Y a-t-il des communautés ecclésiales de base (BEC) à Marawi ?

Elles sont solidement implantées et, à Marawi, elles sont de plusieurs types. Dans toutes, le dialogue est un point central. Les BEC sont des “communautés ouvertes” en ceci qu’elles doivent atteindre les musulmans. L’objectif est que nos fidèles se réunissent en des communautés de base qui ne soient pas exclusivement chrétiennes, mais qui forment des “communautés humaines” avec des musulmans. En ce sens, elles sont là pour faire naître et croître de petites “zones de paix”.

A ce propos, nous avons une belle histoire dans notre prélature. A Maladig, une zone où la population musulmane est très importante, se trouve une petite communauté chrétienne. Située sur la côte, le long de la baie d’Illana, celle-ci s’est dotée d’un responsable très dynamique, Bob Anton, un artisan de paix. Bob Anton est chrétien et compte un grand nombre de musulmans parmi sa parenté et il s’est servi de la BEC pour créer une véritable communauté de paix.

Ces cinq dernières années, nous avons connu un réel progrès à la fois dans le dialogue et la paix grâce au travail mené dans les BEC. Tout cela s’enracine dans ce que Mgr Tudtud a imaginé, à savoir apprendre à s’engager dans un “dialogue de vie” avec nos voisins.

Pensez-vous qu’il soit possible d’avoir des missionnaires laïcs à Marawi ?

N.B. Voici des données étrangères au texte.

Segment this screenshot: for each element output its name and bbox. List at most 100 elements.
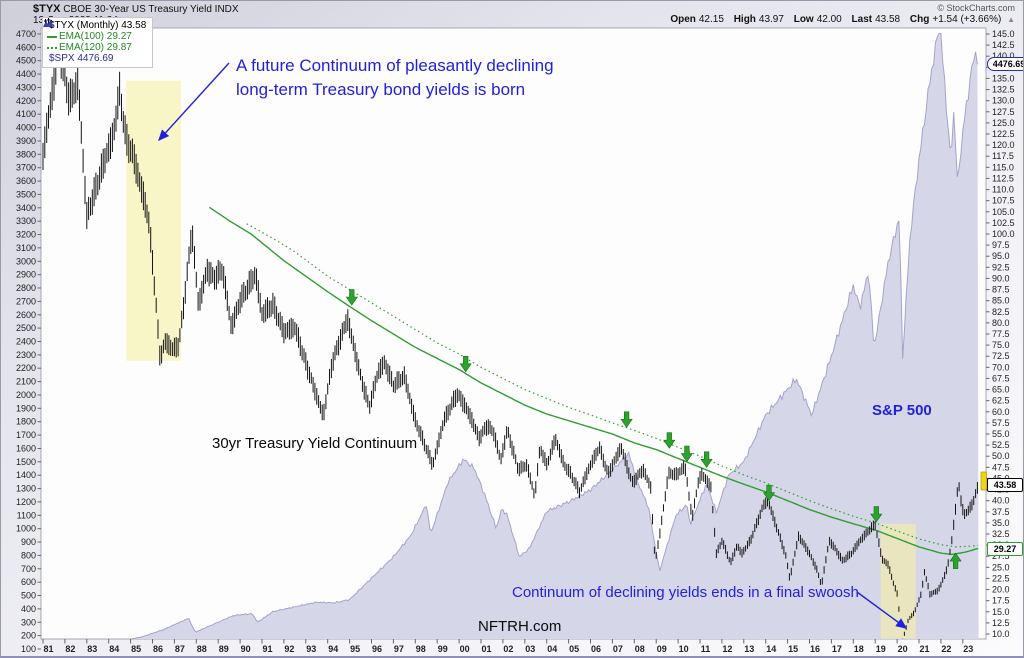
annotation-yields-born: A future Continuum of pleasantly declini… bbox=[236, 54, 554, 102]
svg-text:83: 83 bbox=[87, 644, 97, 654]
svg-text:00: 00 bbox=[460, 644, 470, 654]
svg-text:92: 92 bbox=[284, 644, 294, 654]
chg-label: Chg bbox=[909, 14, 930, 25]
legend-tyx-label: $TYX (Monthly) 43.58 bbox=[49, 20, 147, 31]
svg-text:82: 82 bbox=[65, 644, 75, 654]
tyx-last-price-callout: 43.58 bbox=[987, 478, 1023, 492]
ema-price-callout: 29.27 bbox=[987, 542, 1023, 556]
svg-text:2700: 2700 bbox=[16, 296, 36, 306]
svg-text:22.5: 22.5 bbox=[992, 573, 1010, 583]
svg-text:89: 89 bbox=[219, 644, 229, 654]
svg-text:87.5: 87.5 bbox=[992, 285, 1010, 295]
svg-text:21: 21 bbox=[919, 644, 929, 654]
svg-text:12.5: 12.5 bbox=[992, 618, 1010, 628]
svg-text:1400: 1400 bbox=[16, 470, 36, 480]
svg-text:10: 10 bbox=[679, 644, 689, 654]
svg-text:62.5: 62.5 bbox=[992, 396, 1010, 406]
svg-text:17.5: 17.5 bbox=[992, 596, 1010, 606]
svg-text:19: 19 bbox=[876, 644, 886, 654]
svg-text:92.5: 92.5 bbox=[992, 262, 1010, 272]
svg-text:4000: 4000 bbox=[16, 123, 36, 133]
svg-text:47.5: 47.5 bbox=[992, 462, 1010, 472]
svg-text:81: 81 bbox=[43, 644, 53, 654]
svg-text:120.0: 120.0 bbox=[992, 140, 1015, 150]
svg-text:2200: 2200 bbox=[16, 363, 36, 373]
svg-text:135.0: 135.0 bbox=[992, 73, 1015, 83]
tyx-bars-series bbox=[42, 32, 978, 639]
svg-text:88: 88 bbox=[197, 644, 207, 654]
quote-bar: Open 42.15 High 43.97 Low 42.00 Last 43.58 C… bbox=[663, 14, 1015, 25]
svg-text:3000: 3000 bbox=[16, 256, 36, 266]
svg-text:4100: 4100 bbox=[16, 109, 36, 119]
svg-text:70.0: 70.0 bbox=[992, 362, 1010, 372]
spx-price-callout: 4476.69 bbox=[987, 57, 1023, 71]
spx-area-series bbox=[41, 33, 979, 639]
svg-text:1000: 1000 bbox=[16, 524, 36, 534]
svg-text:02: 02 bbox=[503, 644, 513, 654]
svg-text:300: 300 bbox=[21, 617, 36, 627]
svg-text:122.5: 122.5 bbox=[992, 129, 1015, 139]
svg-text:1600: 1600 bbox=[16, 444, 36, 454]
svg-text:3800: 3800 bbox=[16, 149, 36, 159]
svg-text:3500: 3500 bbox=[16, 189, 36, 199]
last-value: 43.58 bbox=[875, 14, 901, 25]
svg-text:145.0: 145.0 bbox=[992, 29, 1015, 39]
svg-text:01: 01 bbox=[481, 644, 491, 654]
svg-text:102.5: 102.5 bbox=[992, 218, 1015, 228]
svg-text:3400: 3400 bbox=[16, 203, 36, 213]
svg-text:72.5: 72.5 bbox=[992, 351, 1010, 361]
svg-text:93: 93 bbox=[306, 644, 316, 654]
svg-text:3700: 3700 bbox=[16, 163, 36, 173]
svg-text:1800: 1800 bbox=[16, 417, 36, 427]
annotation-continuum-label: 30yr Treasury Yield Continuum bbox=[212, 435, 418, 452]
chg-value: +1.54 (+3.66%) bbox=[932, 14, 1002, 25]
svg-text:20: 20 bbox=[898, 644, 908, 654]
svg-text:75.0: 75.0 bbox=[992, 340, 1010, 350]
svg-text:87: 87 bbox=[175, 644, 185, 654]
svg-text:1100: 1100 bbox=[17, 510, 36, 520]
svg-text:4500: 4500 bbox=[16, 56, 36, 66]
svg-text:3600: 3600 bbox=[16, 176, 36, 186]
svg-text:98: 98 bbox=[416, 644, 426, 654]
svg-text:500: 500 bbox=[21, 591, 36, 601]
dotted-line-icon bbox=[47, 46, 57, 49]
svg-text:20.0: 20.0 bbox=[992, 585, 1010, 595]
svg-text:07: 07 bbox=[613, 644, 623, 654]
svg-text:115.0: 115.0 bbox=[992, 162, 1014, 172]
svg-text:27.5: 27.5 bbox=[992, 551, 1010, 561]
annotation-yields-born-line1: A future Continuum of pleasantly declini… bbox=[236, 56, 554, 75]
ema100-series bbox=[209, 206, 979, 556]
svg-text:96: 96 bbox=[372, 644, 382, 654]
chart-title: CBOE 30-Year US Treasury Yield INDX bbox=[63, 4, 239, 15]
svg-text:2600: 2600 bbox=[16, 310, 36, 320]
svg-text:13: 13 bbox=[744, 644, 754, 654]
svg-text:67.5: 67.5 bbox=[992, 373, 1010, 383]
svg-text:700: 700 bbox=[21, 564, 36, 574]
svg-text:18: 18 bbox=[854, 644, 864, 654]
svg-text:2100: 2100 bbox=[16, 377, 36, 387]
svg-text:600: 600 bbox=[21, 577, 36, 587]
legend-spx-label: $SPX 4476.69 bbox=[49, 53, 114, 64]
svg-text:100.0: 100.0 bbox=[992, 229, 1015, 239]
svg-text:15.0: 15.0 bbox=[992, 607, 1010, 617]
svg-text:04: 04 bbox=[547, 644, 557, 654]
svg-text:97.5: 97.5 bbox=[992, 240, 1010, 250]
annotation-sp500-label: S&P 500 bbox=[872, 402, 932, 419]
svg-text:400: 400 bbox=[21, 604, 36, 614]
svg-text:99: 99 bbox=[438, 644, 448, 654]
svg-text:3300: 3300 bbox=[16, 216, 36, 226]
low-value: 42.00 bbox=[816, 14, 842, 25]
svg-text:1700: 1700 bbox=[16, 430, 36, 440]
svg-text:60.0: 60.0 bbox=[992, 407, 1010, 417]
current-bar-marker bbox=[980, 471, 987, 491]
svg-text:32.5: 32.5 bbox=[992, 529, 1010, 539]
svg-text:40.0: 40.0 bbox=[992, 496, 1010, 506]
svg-text:06: 06 bbox=[591, 644, 601, 654]
svg-text:77.5: 77.5 bbox=[992, 329, 1010, 339]
svg-text:800: 800 bbox=[21, 550, 36, 560]
svg-text:80.0: 80.0 bbox=[992, 318, 1010, 328]
svg-text:1200: 1200 bbox=[16, 497, 36, 507]
svg-text:140.0: 140.0 bbox=[992, 51, 1015, 61]
svg-text:03: 03 bbox=[525, 644, 535, 654]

Il y a sans doute des possibilités et différents groupes de laïcs missionnaires m’ont approché. Je les ai invités à venir voir ce que nous faisons ici. Je leur ai dit que notre position est que nous n’invitons pas des gens à venir ici pour y faire un travail. Nous les invitons à venir observer et si, plus tard, ils ressentent un appel particulier à venir à Marawi, ils seront les bienvenus.

Quelle espérance portez-vous en ce qui concerne la dimension missionnaire de l’Eglise des Philippines ?

J’espère qu’au sein des Eglises d’Asie, la conscience missionnaire ira en se développant. J’espère aussi que la coopération ou les échanges inter-missionnaires se développeront : des missionnaires d’autres pays venant aux Philippines et des missionnaires philippins étant envoyés dans de nombreux pays d’Asie. Les possibilités sont si nombreuses, pour peu que nous apprenions à travailler ensemble et à coordonner nos efforts.

Comment cela peut-il se faire ?

Je représente la Conférence des évêques catholiques des Philippines dans les instances qui préparent le Congrès asiatique missionnaire (qui aura lieu en octobre 2006, à Chiang Mai, en Thaïlande). Nous avons déjà eu trois rencontres, et nous nous retrouvons à nouveau en janvier 2006 pour une dernière rencontre à Bangkok. Je suis très optimiste au sujet de ce congrès. Pour notre part, aux Philippines, nous gardons l’accent sur la mission ad gentes (auprès des non-chrétiens). Ailleurs, en Asie, en Corée notamment, les appels à la mission sont également très forts.